カナダのMARILLIONことRED SANDが新作をリリース!


RED SAND 「1759」'16 c0072376_25014.jpg

カナダのMARILLIONことRED SANDの3年ぶり通算7枚目となる新作をGET!

この期間でメンバーチェンジが勃発した模様で、ドラムスとキーボーディストが入れ替わっている。

と、言ってもオリジナルメンバーである Simon Caron(G、Key)と Mathieu Gosselin(B)の2人を除いて初期からメンツの入れ替わりの激しい彼等の事なので、ファンにはもうお馴染みのゴタゴタかもしれない(汗

で、内容の方はと言うと、まず目を惹くのはアルバムには三章からなる大曲を含む3曲しか(今時!)納められていないと言う事だろう。

それだけで大作志向のプログレ作好きな方の、ましてや初期MARILLIONに強い影響を受けていると言う彼等の作品に対して興味が一層に募るのじゃないだろうか?
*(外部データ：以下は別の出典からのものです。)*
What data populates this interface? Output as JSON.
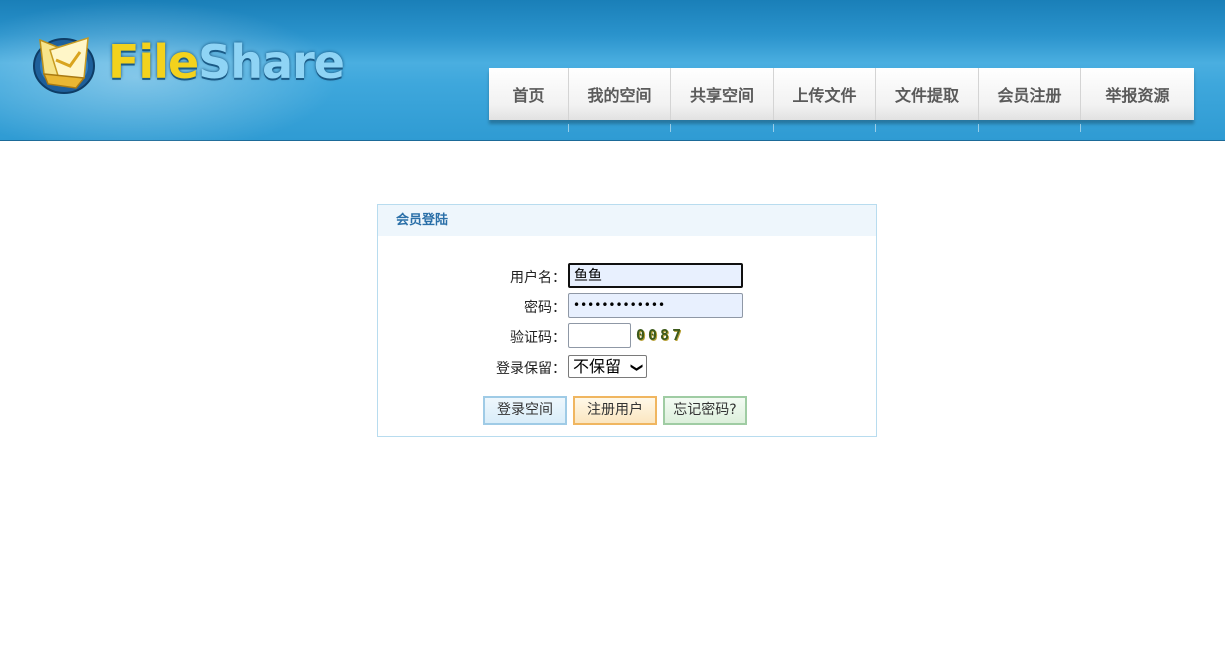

前作に引き続きコンセプトアルバムで、フレンチ・インディアン戦争においての現在のニューヨーク州北部で勃発したイギリス軍とフランス軍の熾烈な戦闘であるタイコンデロガの戦い(1759)を題材にしたその内容は、前作で聞けたMARILLIONのメロウでセンチな部分だけ抽出してググッと濃縮したかのような哀愁と叙情性たっぷりの美旋律に加え、戦闘の激しさを描いているのか何時になくハードなリズムとダークで幻想的なメロディが飛び交う一大絵巻といった趣に仕上がっていて、前作の映画風サウンドが気に入った方なら気に入る事間違いなしの一品だ。

今までそんなにFISHっぽくなかったヴォーカルが本作ではちょっと意識してソレっぽい歌い方をしているし、モロにロザリーという泣きのギターが聞こえたりしているが、まんまMARILLIONフォロワーと言う訳でもないし、所々でちゃんと今のモダンなシンフォ系バンド作としての印はサウンドにしっかり押されているのだが、シンセ、オルガン、ピアノ、メロトロン系などふんだんに使用しているそのキーボード類の音色が(意図的に)モロに80年代初期のポンプ臭を発散している為か、妙に初期UKポンプ作を聞いているような錯覚に陥ってしまう。
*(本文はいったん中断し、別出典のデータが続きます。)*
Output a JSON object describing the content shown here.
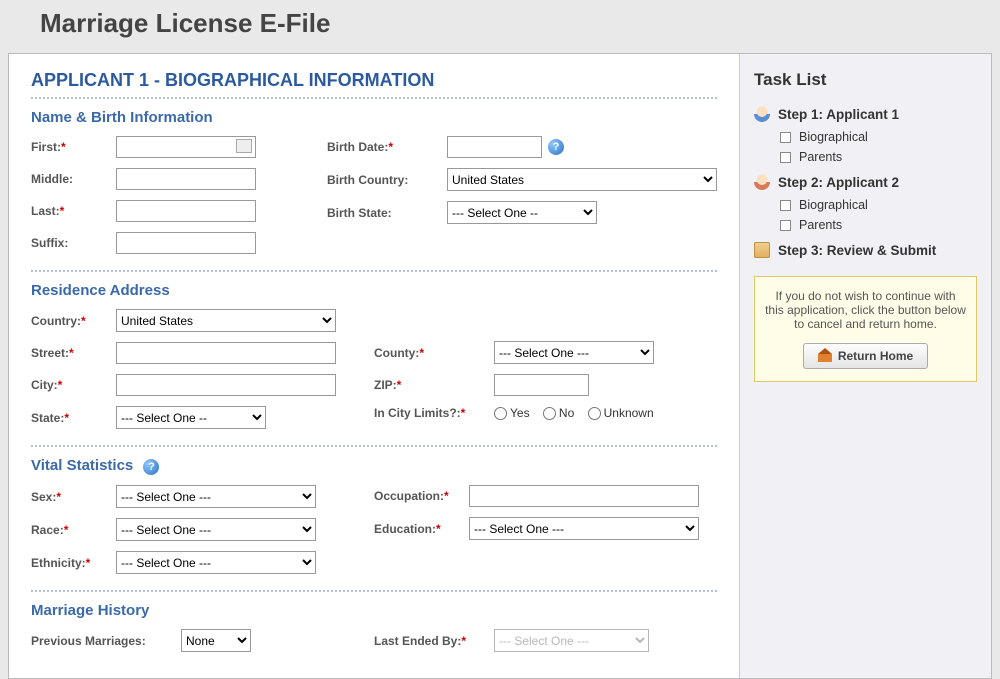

この手のコンセプトだと主題に引っ張られてハード一辺倒なサウンドになりがちだが、そこはキャリア10年を超える実績がものを言い、しっかりと繊細で物悲しいアコギも織り交ぜつつ、翳りのあるメロディアスなシンフォニック・サウンドをしっとりと紡ぎ、タイコンデロガの戦いの情景を描き出す事に成功している。

マイナーな存在故に彼等の事を知らない方に説明するなら、ちょっと乱暴な例えになるが初期MARILLIONのポンプサウンドを今風のモダンアレンジを加えつつFISH脱退以降路線変更してしまった本家サウンドが、もしそのまま初期の路線で発展したら? と、いった方向性のサウンドと言えるのじゃないだろうか?

IQ、BB KING、Albert Colinsファンによって結成されたバンドで、初期MARILLION、PENDRAGON、ARENA、CLEPSYDRA、そしてSHADOWLANDが好きな方ならお薦め、と海外で評されている彼等の新作の仕上がり具合を、後はご自身の耳でどうぞお確かめ下さい。

例によって例の如く自主盤なので、お求めはお早めに。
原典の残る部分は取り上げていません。